In short, our loss function is the cross entropy loss of the CNN components plus the (matrix) norm of a tensor which is otherwise unrelated to the CNN. What should happen is the CNN trains, and our tensor noisyfriend slowly becomes the 0 tensor. The CNN trains fine (or about as well as you’d expect from something so bare-bones!), but our noisyfriend stays resolutely at its exact, unchanged values. Here’s some output data:

Epoch: 0 	Noisy friend norm: 63.723152 	CNN Loss: 1.765747
Epoch: 1 	Noisy friend norm: 63.723152 	CNN Loss: 1.658773
Epoch: 2 	Noisy friend norm: 63.723152 	CNN Loss: 1.591563
Epoch: 3 	Noisy friend norm: 63.723152 	CNN Loss: 1.525593

I have tried everything I could think of, which might make the code a bit inelegant—double checking that gradients were on, and moving the norm computation to the forward function, just in case that would help. However, my changes have been in vain.

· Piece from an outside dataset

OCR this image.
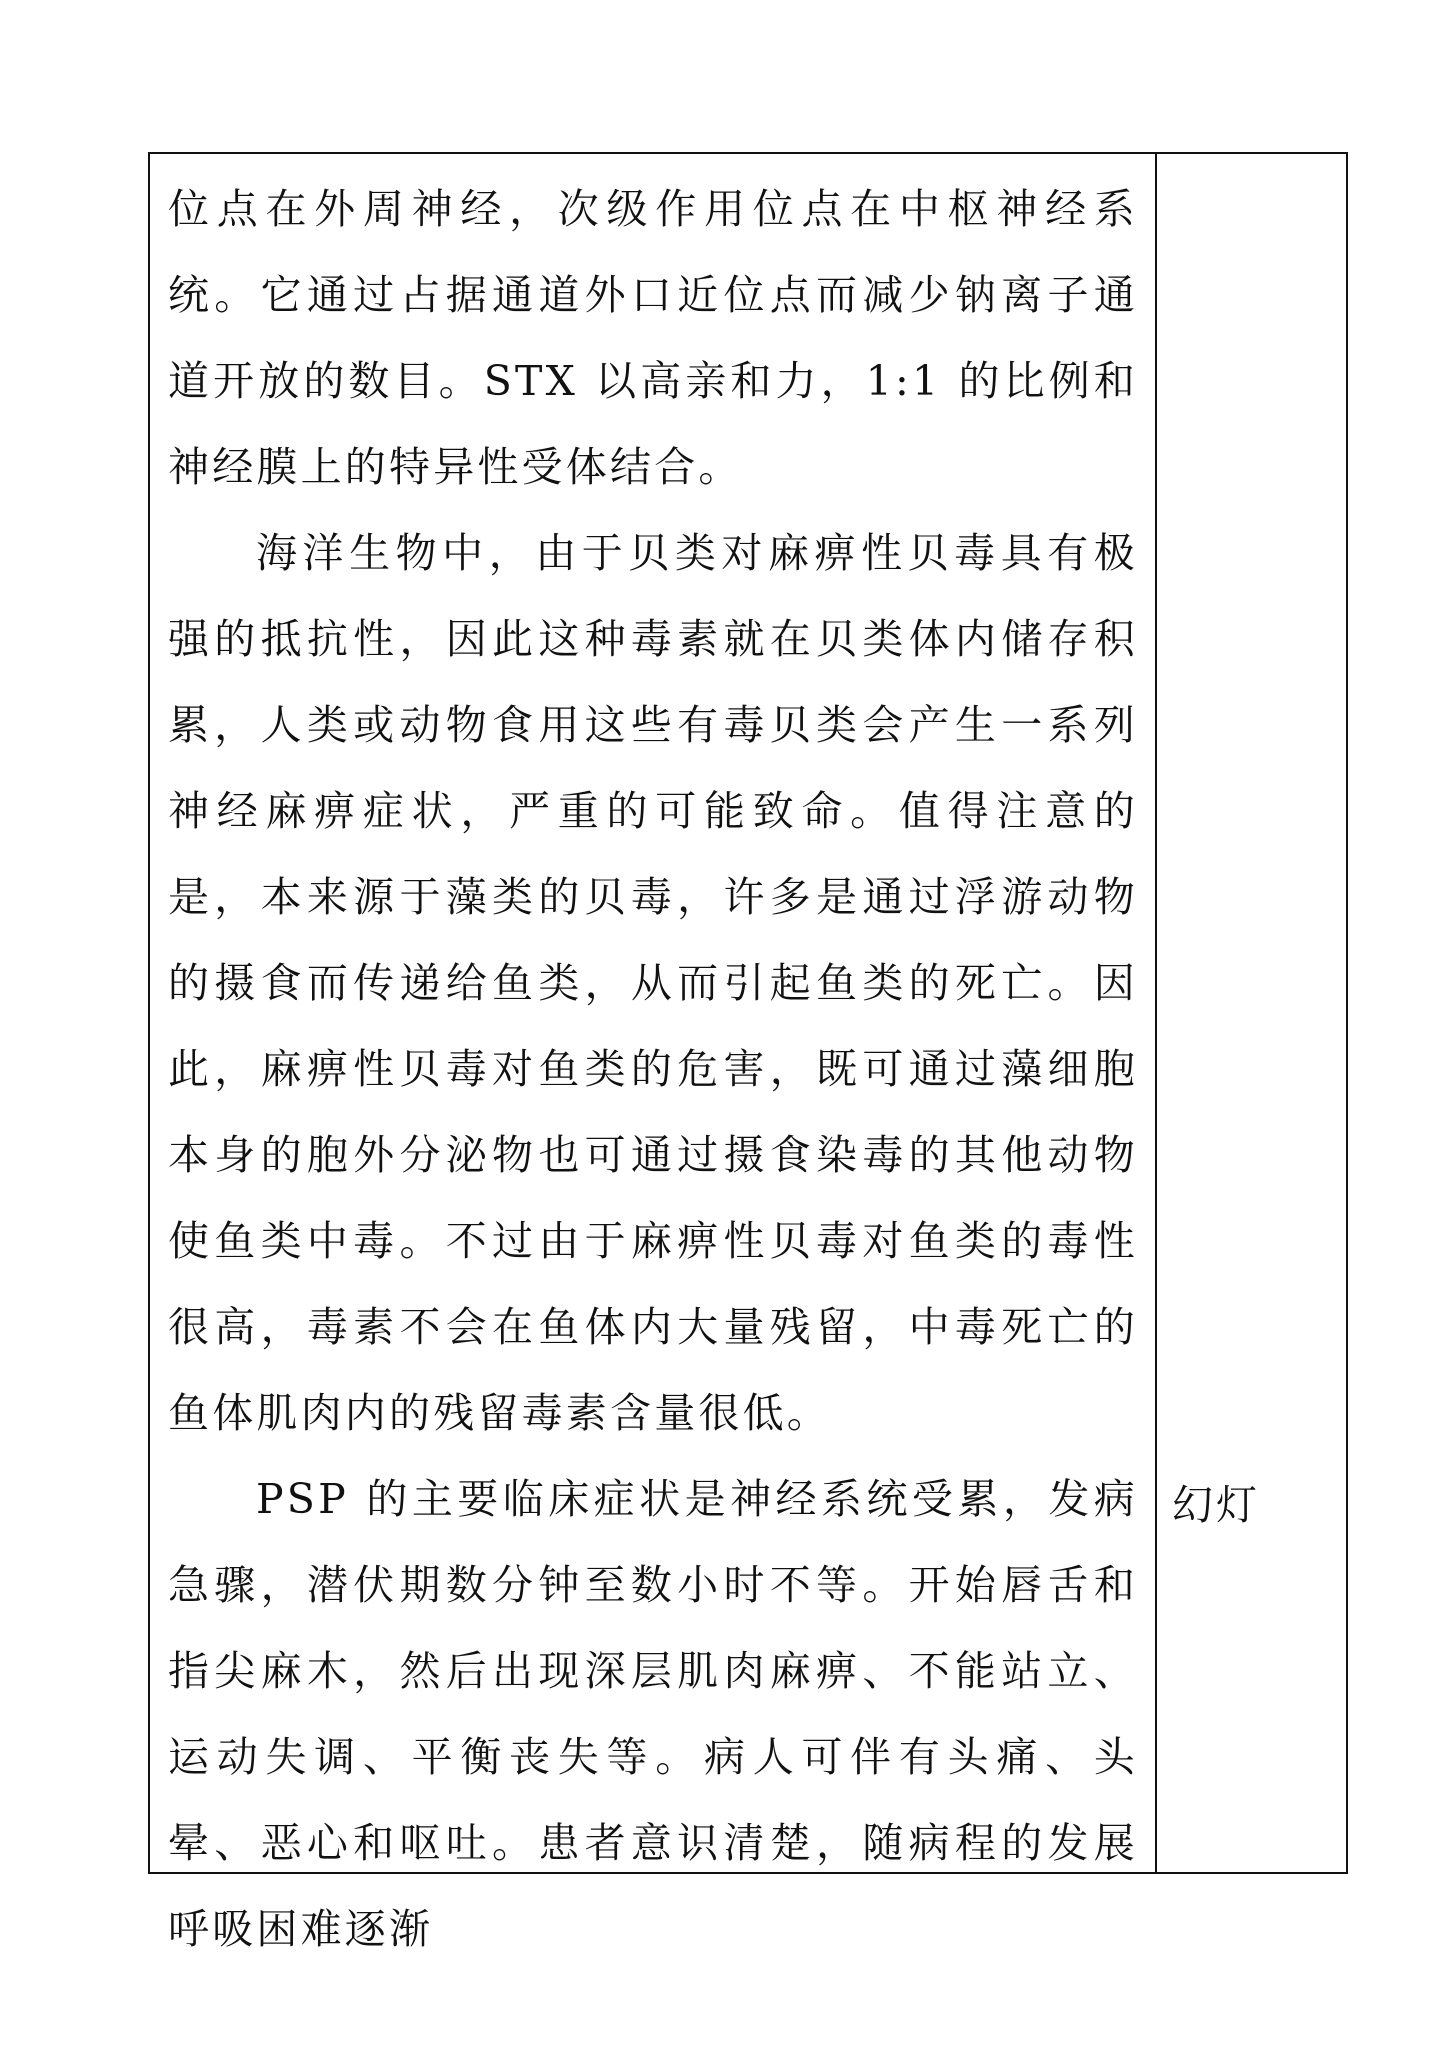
位点在外周神经，次级作用位点在中枢神经系统。它通过占据通道外口近位点而减少钠离子通道开放的数目。STX 以高亲和力，1:1 的比例和神经膜上的特异性受体结合。

海洋生物中，由于贝类对麻痹性贝毒具有极强的抵抗性，因此这种毒素就在贝类体内储存积累，人类或动物食用这些有毒贝类会产生一系列神经麻痹症状，严重的可能致命。值得注意的是，本来源于藻类的贝毒，许多是通过浮游动物的摄食而传递给鱼类，从而引起鱼类的死亡。因此，麻痹性贝毒对鱼类的危害，既可通过藻细胞本身的胞外分泌物也可通过摄食染毒的其他动物使鱼类中毒。不过由于麻痹性贝毒对鱼类的毒性很高，毒素不会在鱼体内大量残留，中毒死亡的鱼体肌肉内的残留毒素含量很低。

PSP 的主要临床症状是神经系统受累，发病急骤，潜伏期数分钟至数小时不等。开始唇舌和指尖麻木，然后出现深层肌肉麻痹、不能站立、运动失调、平衡丧失等。病人可伴有头痛、头晕、恶心和呕吐。患者意识清楚，随病程的发展呼吸困难逐渐

幻灯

I know that my example is quite silly, but I am incredibly confused. Any help is greatly appreciated!

Your noisy friend is not properly registered as a parameter and will thus not be passed to the optimizer via model.parameters():

print(dict(model.named_parameters()).keys())
> dict_keys(['conv1.weight', 'conv1.bias', 'fc1.weight', 'fc1.bias', 'fc2.weight', 'fc2.bias'])

Use self.register_parameter or assign self.noisyfriend to an nn.Parameter and it will work:

self.noisyfriend = nn.Parameter(torch.normal(0, 1, size=(64, 64)))

This allows you also to remove the train_on_gpu condition as self.noisyfriend will be automatically moved to the device in the model.to() call.

1 Like